"Bu bilirkişi raporlarını hazırlayanlar, bilimsel bilgileri çarpıtanlar, bilimi sermayenin çıkarları için meze yapanlar, sizler de halkın yaşamını tehlikeye atan bu raporlar nedeniyle mutlaka yargılanacaksınız..."
Durum gerçekten ciddi! Sandığınızdan da ciddi! Yok, darbe girişiminin hemen ardından sosyal medyada başlayan geyikten bahsetmiyorum. Tamamen gerçek yaşamın içinden anlatacaklarım. Darbe, OHAL gelip geçer ama benim dikkat çekeceğim konunun etkisi maalesef çok daha uzun.
Hepimiz zehir soluyoruz, çocuklarımız zehirlerin üzerinde oynuyor! Halkın sağlığı büyük bir tehdit altında. Yerel yöneticiler buna çanak tutuyor. Bunlara karşı verilen hukuk mücadelesi de hiç iyi gitmiyor.
Nasıl mı?
Önce İzmir Büyükşehir Belediyesi (İBB) aylık Kent Bülteni dergisinde kısa bir haber olarak duyuruldu. "Büyükşehirden cüruf harekatı". Aliağa-Foça arasındaki tam miktarı dahi bilinmeyen, ama milyonlarca ton olduğu belirtilen cürufların İBB tarafından bordür, yol dolgu malzemesi ve parke taşı yapıldığını anlatıyordu haber. Hem de ne kadar 'çevreci' bir şey olduğu vurgusuyla. Bu milyonlarca ton cürufu nerelere sığdıracağını bilemeyen demir çelik ve termik santral patronları en çok sevinen kesim olmuş, belediyeye bu 'cesur' kararı nedeniyle teşekkür ediyorlardı.

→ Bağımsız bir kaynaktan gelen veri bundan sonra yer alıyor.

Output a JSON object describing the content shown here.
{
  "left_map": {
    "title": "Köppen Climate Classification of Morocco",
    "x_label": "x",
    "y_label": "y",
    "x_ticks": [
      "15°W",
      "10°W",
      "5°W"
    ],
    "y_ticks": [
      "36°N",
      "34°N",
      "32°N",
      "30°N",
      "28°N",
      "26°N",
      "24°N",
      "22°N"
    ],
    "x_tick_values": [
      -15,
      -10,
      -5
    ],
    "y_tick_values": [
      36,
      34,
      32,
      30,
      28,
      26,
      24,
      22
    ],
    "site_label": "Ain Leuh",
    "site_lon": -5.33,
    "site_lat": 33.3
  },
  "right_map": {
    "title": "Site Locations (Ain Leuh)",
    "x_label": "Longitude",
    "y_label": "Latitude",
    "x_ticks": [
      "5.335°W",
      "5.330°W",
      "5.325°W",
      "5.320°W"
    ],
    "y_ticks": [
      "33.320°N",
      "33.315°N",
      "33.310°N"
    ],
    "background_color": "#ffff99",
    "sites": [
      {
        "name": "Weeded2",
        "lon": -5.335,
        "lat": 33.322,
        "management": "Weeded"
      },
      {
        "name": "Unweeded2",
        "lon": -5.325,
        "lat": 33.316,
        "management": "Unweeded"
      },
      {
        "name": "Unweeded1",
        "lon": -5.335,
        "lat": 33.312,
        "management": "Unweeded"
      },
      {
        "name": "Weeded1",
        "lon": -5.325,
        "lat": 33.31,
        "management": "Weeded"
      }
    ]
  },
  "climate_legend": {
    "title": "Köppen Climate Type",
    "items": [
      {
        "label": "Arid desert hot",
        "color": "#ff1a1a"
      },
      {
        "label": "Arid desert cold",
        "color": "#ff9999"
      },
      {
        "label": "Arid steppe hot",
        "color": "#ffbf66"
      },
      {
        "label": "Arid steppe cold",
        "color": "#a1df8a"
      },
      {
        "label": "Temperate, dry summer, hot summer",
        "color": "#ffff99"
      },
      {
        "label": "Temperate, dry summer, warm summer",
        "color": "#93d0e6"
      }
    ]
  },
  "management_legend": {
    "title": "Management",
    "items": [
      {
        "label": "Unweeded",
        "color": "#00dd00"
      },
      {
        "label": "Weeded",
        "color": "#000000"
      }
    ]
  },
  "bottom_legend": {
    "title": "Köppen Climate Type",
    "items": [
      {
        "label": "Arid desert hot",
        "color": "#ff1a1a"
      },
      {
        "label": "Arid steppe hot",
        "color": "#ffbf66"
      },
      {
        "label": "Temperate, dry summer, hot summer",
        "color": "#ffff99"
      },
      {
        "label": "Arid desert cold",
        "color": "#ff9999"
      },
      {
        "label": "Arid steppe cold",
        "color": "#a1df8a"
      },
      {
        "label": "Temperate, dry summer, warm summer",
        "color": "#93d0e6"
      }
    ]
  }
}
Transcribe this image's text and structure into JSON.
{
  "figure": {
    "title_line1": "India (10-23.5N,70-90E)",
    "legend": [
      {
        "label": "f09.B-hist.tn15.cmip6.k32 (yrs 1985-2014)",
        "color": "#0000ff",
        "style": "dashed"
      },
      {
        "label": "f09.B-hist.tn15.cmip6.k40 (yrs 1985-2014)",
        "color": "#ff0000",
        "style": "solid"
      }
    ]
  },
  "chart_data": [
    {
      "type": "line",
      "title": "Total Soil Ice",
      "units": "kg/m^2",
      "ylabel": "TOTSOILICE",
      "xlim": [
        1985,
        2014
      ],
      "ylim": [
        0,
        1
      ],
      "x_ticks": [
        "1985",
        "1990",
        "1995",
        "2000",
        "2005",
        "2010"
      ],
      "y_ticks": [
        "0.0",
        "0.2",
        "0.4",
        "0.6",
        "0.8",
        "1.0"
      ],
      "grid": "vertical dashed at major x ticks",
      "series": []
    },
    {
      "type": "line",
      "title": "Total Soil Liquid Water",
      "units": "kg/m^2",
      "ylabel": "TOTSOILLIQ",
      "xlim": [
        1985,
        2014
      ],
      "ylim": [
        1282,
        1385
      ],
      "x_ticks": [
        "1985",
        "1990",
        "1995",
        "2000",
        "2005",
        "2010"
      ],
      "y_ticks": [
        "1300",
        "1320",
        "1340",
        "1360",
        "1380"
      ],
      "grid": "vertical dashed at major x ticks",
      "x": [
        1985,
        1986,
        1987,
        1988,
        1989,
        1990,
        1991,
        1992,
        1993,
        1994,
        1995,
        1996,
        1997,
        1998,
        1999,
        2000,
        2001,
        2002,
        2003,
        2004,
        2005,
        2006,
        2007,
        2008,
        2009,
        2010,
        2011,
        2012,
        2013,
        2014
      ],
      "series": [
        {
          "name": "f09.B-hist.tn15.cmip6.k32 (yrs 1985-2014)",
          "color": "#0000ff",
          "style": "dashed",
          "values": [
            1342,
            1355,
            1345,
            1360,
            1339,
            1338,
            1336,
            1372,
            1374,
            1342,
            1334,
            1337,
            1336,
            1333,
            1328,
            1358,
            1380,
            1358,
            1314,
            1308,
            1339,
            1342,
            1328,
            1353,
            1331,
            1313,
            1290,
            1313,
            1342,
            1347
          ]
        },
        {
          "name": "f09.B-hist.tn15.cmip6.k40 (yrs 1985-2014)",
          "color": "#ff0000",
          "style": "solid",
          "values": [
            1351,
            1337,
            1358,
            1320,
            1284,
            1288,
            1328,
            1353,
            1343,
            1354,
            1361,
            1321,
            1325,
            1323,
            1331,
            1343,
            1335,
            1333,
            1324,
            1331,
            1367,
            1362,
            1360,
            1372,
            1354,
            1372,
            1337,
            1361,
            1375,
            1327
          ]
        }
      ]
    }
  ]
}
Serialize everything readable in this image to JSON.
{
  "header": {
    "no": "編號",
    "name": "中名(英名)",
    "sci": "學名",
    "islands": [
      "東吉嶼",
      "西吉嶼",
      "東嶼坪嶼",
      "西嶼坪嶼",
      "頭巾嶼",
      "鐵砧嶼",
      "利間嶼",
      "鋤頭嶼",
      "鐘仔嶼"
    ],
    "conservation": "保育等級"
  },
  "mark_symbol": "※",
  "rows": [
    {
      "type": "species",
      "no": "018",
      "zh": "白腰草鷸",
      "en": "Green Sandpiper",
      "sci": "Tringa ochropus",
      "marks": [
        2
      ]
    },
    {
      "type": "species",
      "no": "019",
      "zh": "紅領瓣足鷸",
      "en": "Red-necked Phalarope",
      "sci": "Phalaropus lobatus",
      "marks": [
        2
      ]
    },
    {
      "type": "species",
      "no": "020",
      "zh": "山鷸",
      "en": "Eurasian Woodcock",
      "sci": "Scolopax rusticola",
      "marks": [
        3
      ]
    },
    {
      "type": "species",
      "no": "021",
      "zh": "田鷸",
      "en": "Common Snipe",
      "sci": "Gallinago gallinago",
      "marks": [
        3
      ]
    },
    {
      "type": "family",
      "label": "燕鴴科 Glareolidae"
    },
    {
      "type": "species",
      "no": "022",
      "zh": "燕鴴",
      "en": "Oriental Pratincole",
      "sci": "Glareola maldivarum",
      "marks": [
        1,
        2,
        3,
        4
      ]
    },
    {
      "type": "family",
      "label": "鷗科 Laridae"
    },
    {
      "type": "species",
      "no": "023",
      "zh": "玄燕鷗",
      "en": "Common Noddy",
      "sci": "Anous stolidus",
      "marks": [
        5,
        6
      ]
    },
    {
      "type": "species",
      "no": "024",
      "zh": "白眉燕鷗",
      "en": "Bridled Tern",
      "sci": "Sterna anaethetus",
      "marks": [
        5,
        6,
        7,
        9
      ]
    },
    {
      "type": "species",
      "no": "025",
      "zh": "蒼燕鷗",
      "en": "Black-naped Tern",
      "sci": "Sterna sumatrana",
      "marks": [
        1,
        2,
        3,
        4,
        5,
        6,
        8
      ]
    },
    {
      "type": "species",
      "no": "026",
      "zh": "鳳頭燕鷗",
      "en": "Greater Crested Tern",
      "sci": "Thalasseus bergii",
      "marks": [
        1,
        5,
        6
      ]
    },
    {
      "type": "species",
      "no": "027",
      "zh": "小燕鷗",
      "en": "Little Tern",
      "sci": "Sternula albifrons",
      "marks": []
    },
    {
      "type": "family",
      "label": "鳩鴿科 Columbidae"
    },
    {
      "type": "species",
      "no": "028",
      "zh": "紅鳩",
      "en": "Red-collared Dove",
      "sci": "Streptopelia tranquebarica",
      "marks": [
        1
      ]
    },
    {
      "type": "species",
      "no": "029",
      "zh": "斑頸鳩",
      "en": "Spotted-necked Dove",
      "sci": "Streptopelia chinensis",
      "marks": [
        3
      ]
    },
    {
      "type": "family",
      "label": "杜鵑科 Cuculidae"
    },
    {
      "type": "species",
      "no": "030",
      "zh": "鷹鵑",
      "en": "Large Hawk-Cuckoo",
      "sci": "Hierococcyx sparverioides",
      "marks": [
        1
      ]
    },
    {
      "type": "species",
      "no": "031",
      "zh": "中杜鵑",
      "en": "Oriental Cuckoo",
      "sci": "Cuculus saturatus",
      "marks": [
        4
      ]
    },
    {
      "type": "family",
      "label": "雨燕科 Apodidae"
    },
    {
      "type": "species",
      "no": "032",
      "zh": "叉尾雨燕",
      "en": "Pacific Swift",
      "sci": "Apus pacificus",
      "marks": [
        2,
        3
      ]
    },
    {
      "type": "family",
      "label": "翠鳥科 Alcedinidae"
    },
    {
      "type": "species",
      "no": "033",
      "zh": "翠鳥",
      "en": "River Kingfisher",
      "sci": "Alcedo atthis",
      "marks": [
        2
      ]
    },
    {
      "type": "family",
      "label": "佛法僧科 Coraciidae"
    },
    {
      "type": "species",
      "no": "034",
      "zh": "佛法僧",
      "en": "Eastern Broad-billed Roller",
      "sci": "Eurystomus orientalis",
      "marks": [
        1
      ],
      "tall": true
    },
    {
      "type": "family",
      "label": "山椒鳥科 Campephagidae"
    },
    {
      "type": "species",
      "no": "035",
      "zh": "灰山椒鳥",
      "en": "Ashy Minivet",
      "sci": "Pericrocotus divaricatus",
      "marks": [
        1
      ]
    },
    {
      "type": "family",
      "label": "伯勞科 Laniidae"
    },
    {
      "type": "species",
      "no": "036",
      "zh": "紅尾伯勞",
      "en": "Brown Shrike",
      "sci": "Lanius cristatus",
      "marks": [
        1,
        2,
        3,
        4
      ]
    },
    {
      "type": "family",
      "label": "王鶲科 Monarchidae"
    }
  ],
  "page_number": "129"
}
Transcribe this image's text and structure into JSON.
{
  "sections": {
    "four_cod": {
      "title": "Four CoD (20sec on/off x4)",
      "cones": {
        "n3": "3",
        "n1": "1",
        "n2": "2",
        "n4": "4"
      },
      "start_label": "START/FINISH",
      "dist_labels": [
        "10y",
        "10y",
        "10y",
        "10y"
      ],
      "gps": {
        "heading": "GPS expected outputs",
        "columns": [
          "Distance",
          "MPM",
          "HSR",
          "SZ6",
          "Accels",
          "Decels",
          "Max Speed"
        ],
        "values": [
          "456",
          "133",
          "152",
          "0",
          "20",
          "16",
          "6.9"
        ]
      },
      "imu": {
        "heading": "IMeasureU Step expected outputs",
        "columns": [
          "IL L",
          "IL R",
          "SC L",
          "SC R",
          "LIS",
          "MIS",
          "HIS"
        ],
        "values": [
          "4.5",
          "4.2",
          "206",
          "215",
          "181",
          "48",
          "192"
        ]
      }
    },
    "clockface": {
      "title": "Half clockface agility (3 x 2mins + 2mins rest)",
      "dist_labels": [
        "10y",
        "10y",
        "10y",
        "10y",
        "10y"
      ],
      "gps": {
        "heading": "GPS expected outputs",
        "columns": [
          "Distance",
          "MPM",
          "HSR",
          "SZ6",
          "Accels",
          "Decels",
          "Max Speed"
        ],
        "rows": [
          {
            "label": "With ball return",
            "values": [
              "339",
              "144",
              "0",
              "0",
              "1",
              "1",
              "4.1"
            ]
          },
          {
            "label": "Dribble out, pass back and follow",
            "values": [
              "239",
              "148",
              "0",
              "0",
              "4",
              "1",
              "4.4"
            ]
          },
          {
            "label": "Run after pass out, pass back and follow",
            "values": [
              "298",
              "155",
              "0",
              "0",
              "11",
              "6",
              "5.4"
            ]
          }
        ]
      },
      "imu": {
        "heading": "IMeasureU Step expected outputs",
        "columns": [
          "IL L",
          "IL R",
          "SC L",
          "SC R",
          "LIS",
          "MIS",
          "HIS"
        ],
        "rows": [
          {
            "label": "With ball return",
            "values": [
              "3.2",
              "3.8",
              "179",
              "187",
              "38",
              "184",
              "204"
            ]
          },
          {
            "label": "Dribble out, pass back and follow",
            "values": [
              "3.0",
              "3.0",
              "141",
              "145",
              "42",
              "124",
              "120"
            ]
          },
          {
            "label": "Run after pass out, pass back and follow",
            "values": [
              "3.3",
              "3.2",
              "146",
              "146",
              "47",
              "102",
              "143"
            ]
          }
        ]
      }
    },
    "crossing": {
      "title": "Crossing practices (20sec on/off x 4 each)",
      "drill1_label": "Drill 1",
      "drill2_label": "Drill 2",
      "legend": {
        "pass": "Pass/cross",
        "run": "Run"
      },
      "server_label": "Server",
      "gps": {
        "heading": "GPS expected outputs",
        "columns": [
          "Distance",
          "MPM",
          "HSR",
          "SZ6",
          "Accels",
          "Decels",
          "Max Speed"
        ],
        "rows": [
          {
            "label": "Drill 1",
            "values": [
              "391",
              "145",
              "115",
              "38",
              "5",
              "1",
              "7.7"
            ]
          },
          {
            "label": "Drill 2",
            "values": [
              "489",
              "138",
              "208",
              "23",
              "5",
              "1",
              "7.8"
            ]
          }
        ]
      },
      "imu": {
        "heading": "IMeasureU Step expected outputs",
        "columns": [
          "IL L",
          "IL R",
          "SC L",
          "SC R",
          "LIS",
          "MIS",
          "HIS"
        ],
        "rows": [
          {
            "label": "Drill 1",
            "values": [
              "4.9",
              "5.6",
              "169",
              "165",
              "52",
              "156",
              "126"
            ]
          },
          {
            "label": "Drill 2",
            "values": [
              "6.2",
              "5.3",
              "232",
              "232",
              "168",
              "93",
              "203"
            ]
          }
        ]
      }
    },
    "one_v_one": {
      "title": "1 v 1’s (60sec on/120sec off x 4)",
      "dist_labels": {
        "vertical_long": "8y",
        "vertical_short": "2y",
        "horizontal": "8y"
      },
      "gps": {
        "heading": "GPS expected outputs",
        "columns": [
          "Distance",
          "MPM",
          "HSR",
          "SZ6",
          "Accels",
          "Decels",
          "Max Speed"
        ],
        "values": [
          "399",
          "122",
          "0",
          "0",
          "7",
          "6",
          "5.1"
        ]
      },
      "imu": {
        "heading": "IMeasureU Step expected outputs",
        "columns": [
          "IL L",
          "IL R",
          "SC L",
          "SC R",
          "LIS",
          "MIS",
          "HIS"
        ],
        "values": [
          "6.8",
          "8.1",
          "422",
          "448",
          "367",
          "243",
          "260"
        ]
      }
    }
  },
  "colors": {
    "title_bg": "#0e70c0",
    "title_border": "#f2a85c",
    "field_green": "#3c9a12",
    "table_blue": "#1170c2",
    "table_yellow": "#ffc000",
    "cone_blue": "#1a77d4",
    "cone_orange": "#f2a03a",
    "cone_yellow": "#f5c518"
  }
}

Gelgelelim bu cüruflar hiç de masum değildi. Taa 2006 yılında, bu cüruflarla ilgili Aliağa'da yapılan, zamanın İl Çevre Müdürü Osman Tatar, Aliağa'nın AKP'li Belediye Başkanı Tansu Kaya ve işadamlarının katıldığı toplantıda bu cürufların "tehlikeli atık" niteliğinde olduğu, ne yapılacağının bilinmediği ortaya konmuştu.
İBB'nin bu uygulamasını "Büyükşehir yollara zehir seriyor" başlığıyla Evrensel Gazetesinde haber yaptım. İBB, haberle ilgili gönderdiği açıklamada TÜBİTAK- Marmara Araştırma Merkezi tarafından atıklarda yapılan analiz sonuçlarına atıfta bulunarak, "ürünlerin insan sağlığına etki edecek şekilde kirlilik etkisi yaratması söz konusu değildir” dedi.
Oysa incelediğimizde TÜBİTAK'ın bu raporunun İBB'nin dediğinin tam aksini söylediğini gördük;
“Atık cüruf örneğinin ‘tehlikeli atık’ olduğu sonucuna varılmıştır”.
Bu kadar net! Peki İBB bu açık cümleye rağmen nasıl bu atıkların sağlığa bir etki yapmayacağını ileri sürüyordu.
Bunun nedeni şu;
Atıkların İzmir'in kuzey ormanlarının ortasındaki bir su havzası olan Gölyüzü mevkiine depolanmasının yanı sıra, parke ve bordür taşı, yol dolgu malzemesi yapılarak il-ilçe, köylere kadar yayılmasına karşı davalar açıldı. Menemen Belediyesi, Ziraat Odası çeşitli dernek ve kişiler tarafından. Mahkeme davada bu cüruflarla ilgili bilirkişi raporu hazırlanmasını istedi. TÜBİTAK uzmanları cürufların birçok farklı kesiminde örnekler alarak analiz ettiler. Raporlarını da mahkemece oluşturulan bilirkişi heyetine ilettiler.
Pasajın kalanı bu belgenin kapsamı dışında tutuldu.